I would use an auto-number col as the primary key.

Add another col for the rank.

When adding a new item to the table set If the rank is last set the rank to be MAX(RANK) +1.

If the rank is in the middle increment the rank of all other items , by the following.

UPDATE Words SET  Rank = Rank +1 where Rank >= CurrentRankReplacedId

I agree, this is something that you can not calculate , and will need to store.

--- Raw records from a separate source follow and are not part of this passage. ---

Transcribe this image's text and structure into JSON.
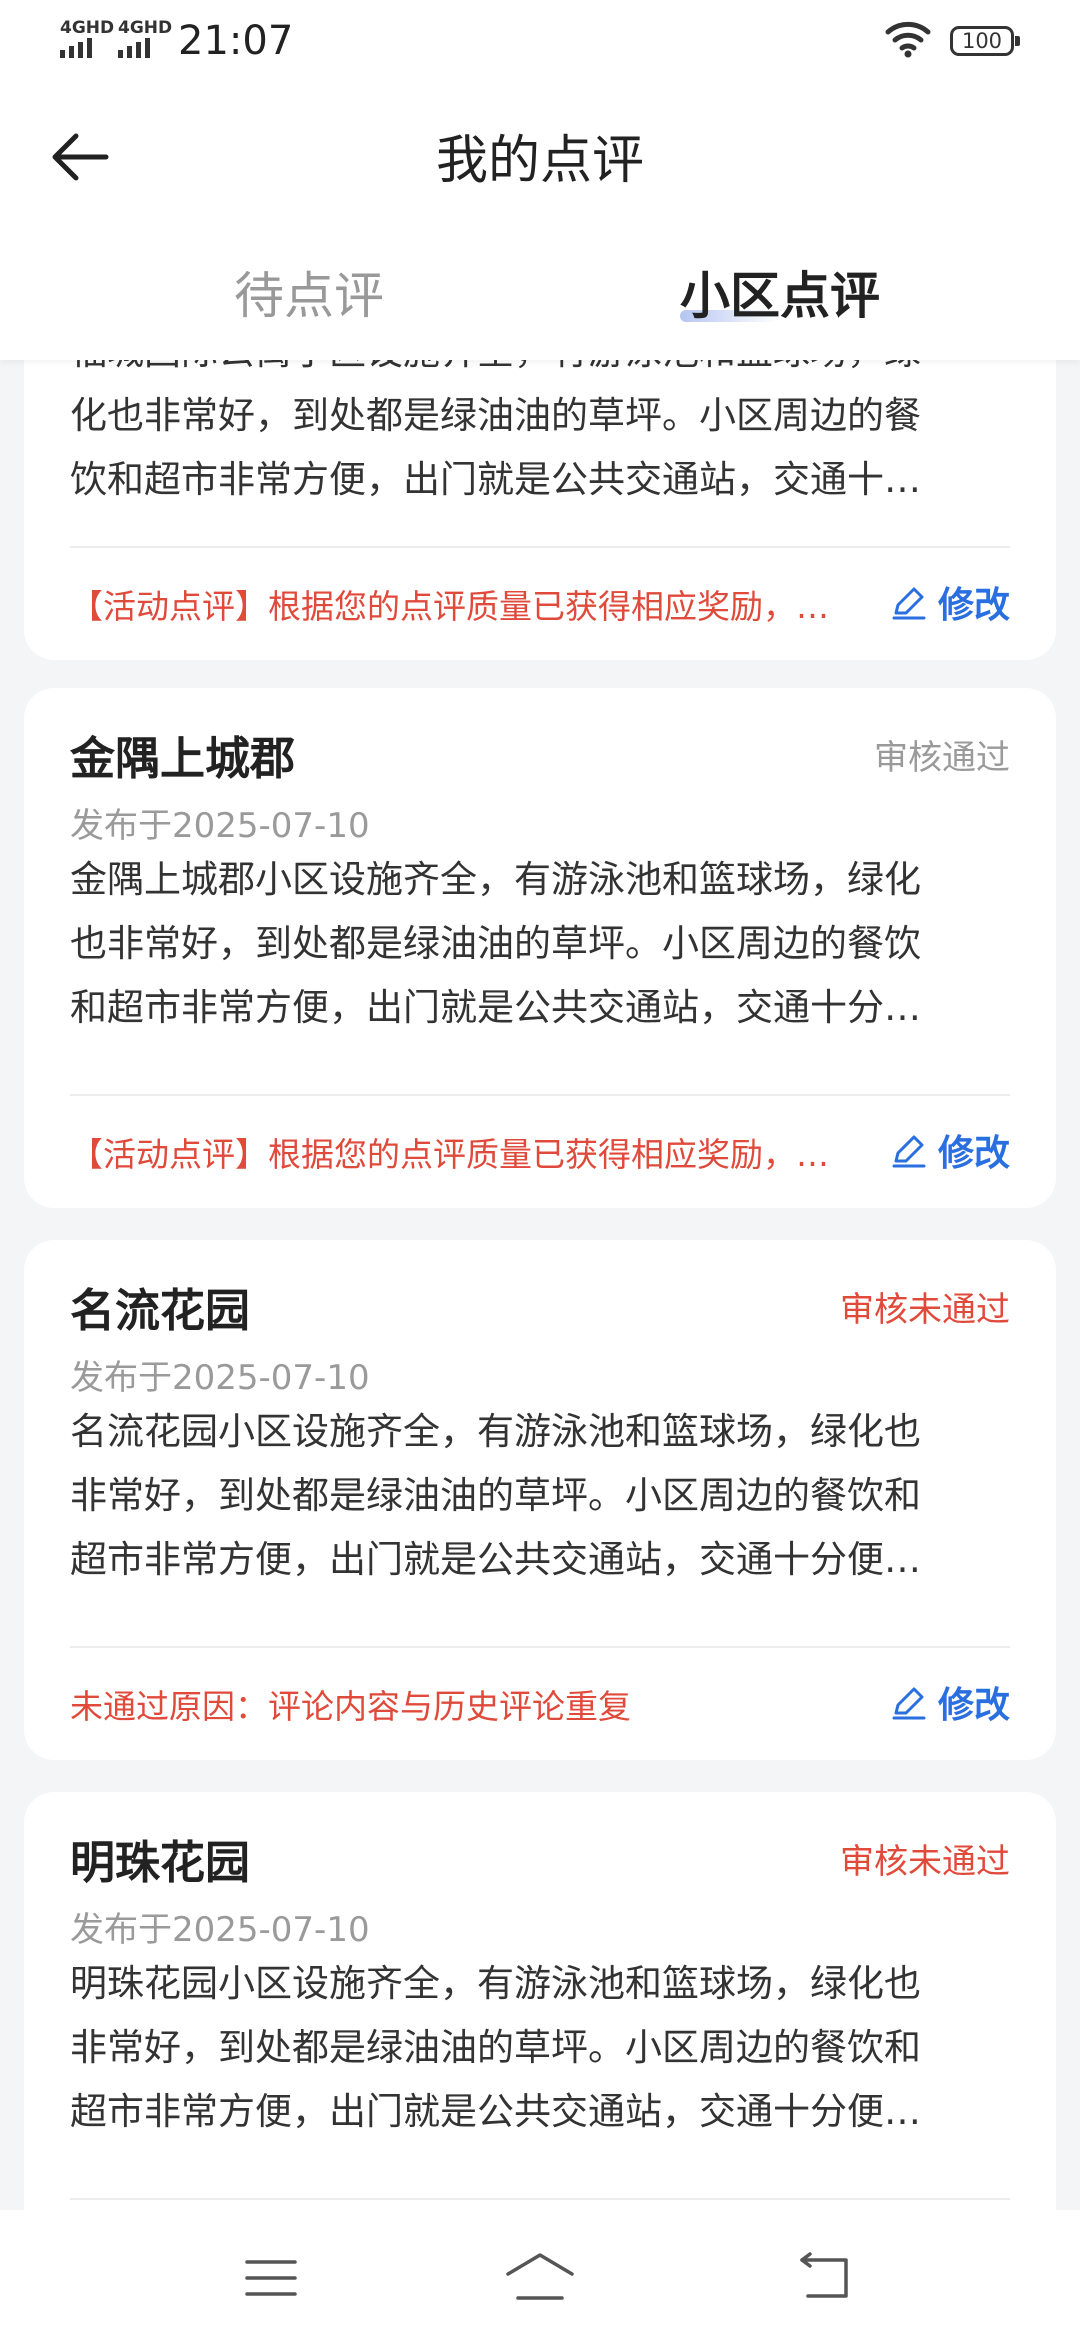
{
  "status_bar": {
    "signal1": "4GHD",
    "signal2": "4GHD",
    "time": "21:07",
    "battery": "100"
  },
  "header": {
    "title": "我的点评",
    "tabs": [
      {
        "label": "待点评",
        "active": false
      },
      {
        "label": "小区点评",
        "active": true
      }
    ]
  },
  "cards": [
    {
      "body": [
        "福城国际公寓小区设施齐全，有游泳池和篮球场，绿",
        "化也非常好，到处都是绿油油的草坪。小区周边的餐",
        "饮和超市非常方便，出门就是公共交通站，交通十…"
      ],
      "note": "【活动点评】根据您的点评质量已获得相应奖励，…",
      "edit": "修改"
    },
    {
      "title": "金隅上城郡",
      "status": "审核通过",
      "status_color": "#9a9a9a",
      "date": "发布于2025-07-10",
      "body": [
        "金隅上城郡小区设施齐全，有游泳池和篮球场，绿化",
        "也非常好，到处都是绿油油的草坪。小区周边的餐饮",
        "和超市非常方便，出门就是公共交通站，交通十分…"
      ],
      "note": "【活动点评】根据您的点评质量已获得相应奖励，…",
      "edit": "修改"
    },
    {
      "title": "名流花园",
      "status": "审核未通过",
      "status_color": "#e04a3b",
      "date": "发布于2025-07-10",
      "body": [
        "名流花园小区设施齐全，有游泳池和篮球场，绿化也",
        "非常好，到处都是绿油油的草坪。小区周边的餐饮和",
        "超市非常方便，出门就是公共交通站，交通十分便…"
      ],
      "note": "未通过原因：评论内容与历史评论重复",
      "edit": "修改"
    },
    {
      "title": "明珠花园",
      "status": "审核未通过",
      "status_color": "#e04a3b",
      "date": "发布于2025-07-10",
      "body": [
        "明珠花园小区设施齐全，有游泳池和篮球场，绿化也",
        "非常好，到处都是绿油油的草坪。小区周边的餐饮和",
        "超市非常方便，出门就是公共交通站，交通十分便…"
      ]
    }
  ]
}
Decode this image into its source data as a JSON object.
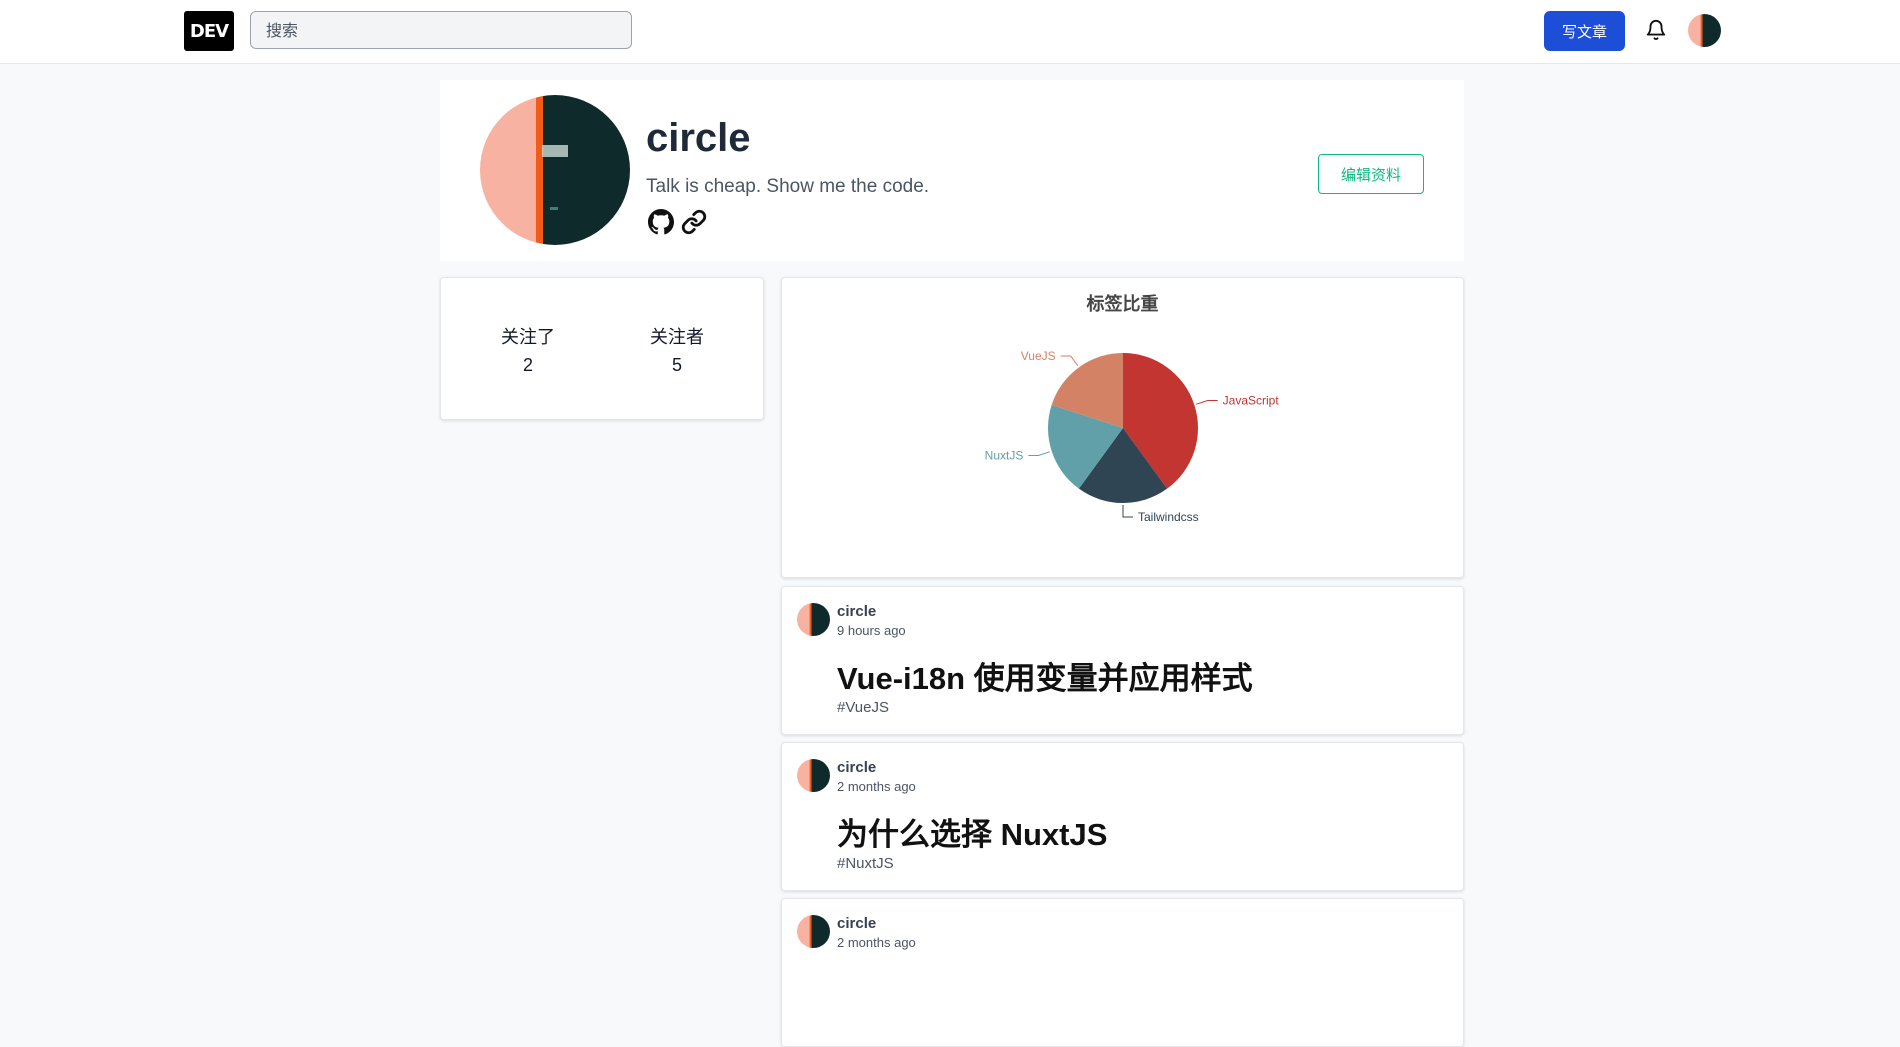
{
  "navbar": {
    "logo": "DEV",
    "search_placeholder": "搜索",
    "write_label": "写文章"
  },
  "profile": {
    "name": "circle",
    "bio": "Talk is cheap. Show me the code.",
    "edit_label": "编辑资料"
  },
  "stats": [
    {
      "label": "关注了",
      "value": "2"
    },
    {
      "label": "关注者",
      "value": "5"
    }
  ],
  "chart_data": {
    "type": "pie",
    "title": "标签比重",
    "slices": [
      {
        "label": "JavaScript",
        "value": 2,
        "color": "#c23531"
      },
      {
        "label": "Tailwindcss",
        "value": 1,
        "color": "#2f4554"
      },
      {
        "label": "NuxtJS",
        "value": 1,
        "color": "#61a0a8"
      },
      {
        "label": "VueJS",
        "value": 1,
        "color": "#d48265"
      }
    ]
  },
  "articles": [
    {
      "author": "circle",
      "time": "9 hours ago",
      "title": "Vue-i18n 使用变量并应用样式",
      "tag": "#VueJS"
    },
    {
      "author": "circle",
      "time": "2 months ago",
      "title": "为什么选择 NuxtJS",
      "tag": "#NuxtJS"
    },
    {
      "author": "circle",
      "time": "2 months ago",
      "title": "",
      "tag": ""
    }
  ],
  "colors": {
    "accent": "#1d4ed8",
    "edit": "#10b981",
    "avatar_left": "#f8b2a2",
    "avatar_stripe": "#f25c19",
    "avatar_right": "#0e2a2a"
  },
  "icons": [
    "bell-icon",
    "github-icon",
    "link-icon",
    "avatar-image"
  ]
}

  • Thanks for your answer, but I think you have misunderstood me. I've included an example in the question body which should make things clearer. I also forgot to say that I'm using MySQL.
    – ComFreek
    Dec 25, 2012 at 10:20
  • Apologies ComFreek, hope this is a more appropriate solution. Dec 25, 2012 at 18:26
  • Hi Richard, I've just found another solution combining a rank mechanism and gaps (as Joel said). I'll post a solutino tomorrow ;) +1 for you both BTW.
    – ComFreek
    Dec 25, 2012 at 19:40

Here is my table CREATE statement:

  book_id UNSIGNED INT

How does it work now?

  1. rank specifies the relative rank (position) within the list of all words of one book (i.e. same book_id value)

  2. In order to be able to simply insert one word, the application layer (PHP script, etc.) or a trigger on the database side will provide gaps within two ranks instead of incrementing the old one. That avoids having to change all entries after the insertion rank (position).
    Because the rank is relative to the book, we have a maximum space for 4,294,967,295 ranks. So the rank gap can be choosen very generous.

Thanks to Richard Vivian who pointed me to a rank-based solution, and Joel Brown who mentioned the possibility of gaps between two (rank) values.